The abuse of incumbency was trenchantly commented on by the European Union Electoral Observation Mission.
“An undue advantage of incumbency distorted the level playing field during the election campaign. After the elections were announced, the President and his administration inaugurated a large number of public projects such as hospitals, schools, police stations, and major transportation projects, representing a significant increase compared with previous months. EU observers noted that most inauguration events were largely attended by PPP/C supporters in party colours and symbols, while candidates’ speeches urged to vote for the ruling party. Beneficiaries of government cash support reported having received unsolicited phone calls encouraging them to vote for the ruling party, raising concerns over misuse of personal data. Several new or expanded social programmes were launched before 1 September. Among other benefits to the public sector, on 10 August the President announced an unprecedented mass promotion and bonuses for more than 2,800 police officers, the timing of which raised concerns.

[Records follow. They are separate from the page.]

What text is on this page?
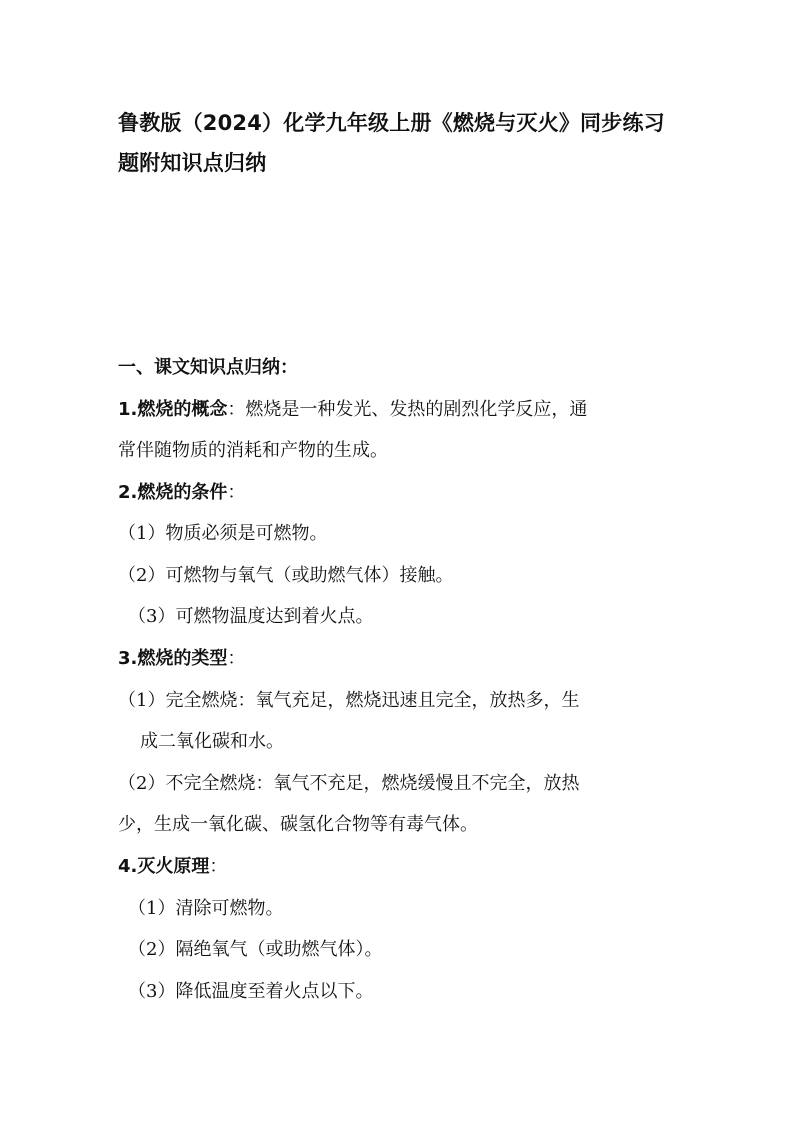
鲁教版（2024）化学九年级上册《燃烧与灭火》同步练习
题附知识点归纳
一、课文知识点归纳：

1.燃烧的概念：燃烧是一种发光、发热的剧烈化学反应，通

常伴随物质的消耗和产物的生成。

2.燃烧的条件：

（1）物质必须是可燃物。

（2）可燃物与氧气（或助燃气体）接触。

（3）可燃物温度达到着火点。

3.燃烧的类型：

（1）完全燃烧：氧气充足，燃烧迅速且完全，放热多，生

成二氧化碳和水。

（2）不完全燃烧：氧气不充足，燃烧缓慢且不完全，放热

少，生成一氧化碳、碳氢化合物等有毒气体。

4.灭火原理：

（1）清除可燃物。

（2）隔绝氧气（或助燃气体）。

（3）降低温度至着火点以下。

“Direct pressure on civil servants and part-time governmental employees was also reported, with instances of civil servants being demoted or transferred from one to another location after they had expressed support for WIN candidates. In this context, EU EOM observers received reports of voters refraining from openly supporting opposition parties fearing negative repercussions such as the loss of employment or social benefits.
“Campaign finance is largely unregulated leading to a lack of transparency and accountability. Spending ceilings are low and outdated, and the existing rules are ambiguously drafted. Political parties and candidates’ obligations to report campaign expenditures to GECOM are not enforced. There is no state funding in Guyana, and no provisions defining permissible sources and uses of funding, donations, or campaign expenditures. There are no regulations to ensure a level playing field for campaigning, nor adequate rules to minimise the use of state resources to the advantage of incumbency. The campaign was marked by widespread allegations of direct and indirect vote-buying, against PPP/C and WIN candidates, predominantly in vulnerable communities”, the report said.
There is no doubt that the PPP/C has won a clear majority in parliament. There is also no doubt that Guyana remains a deeply divided polity and that the unity which is engendered in the President’s One Guyana message is far from being achieved. So, what will the President do in this his final term?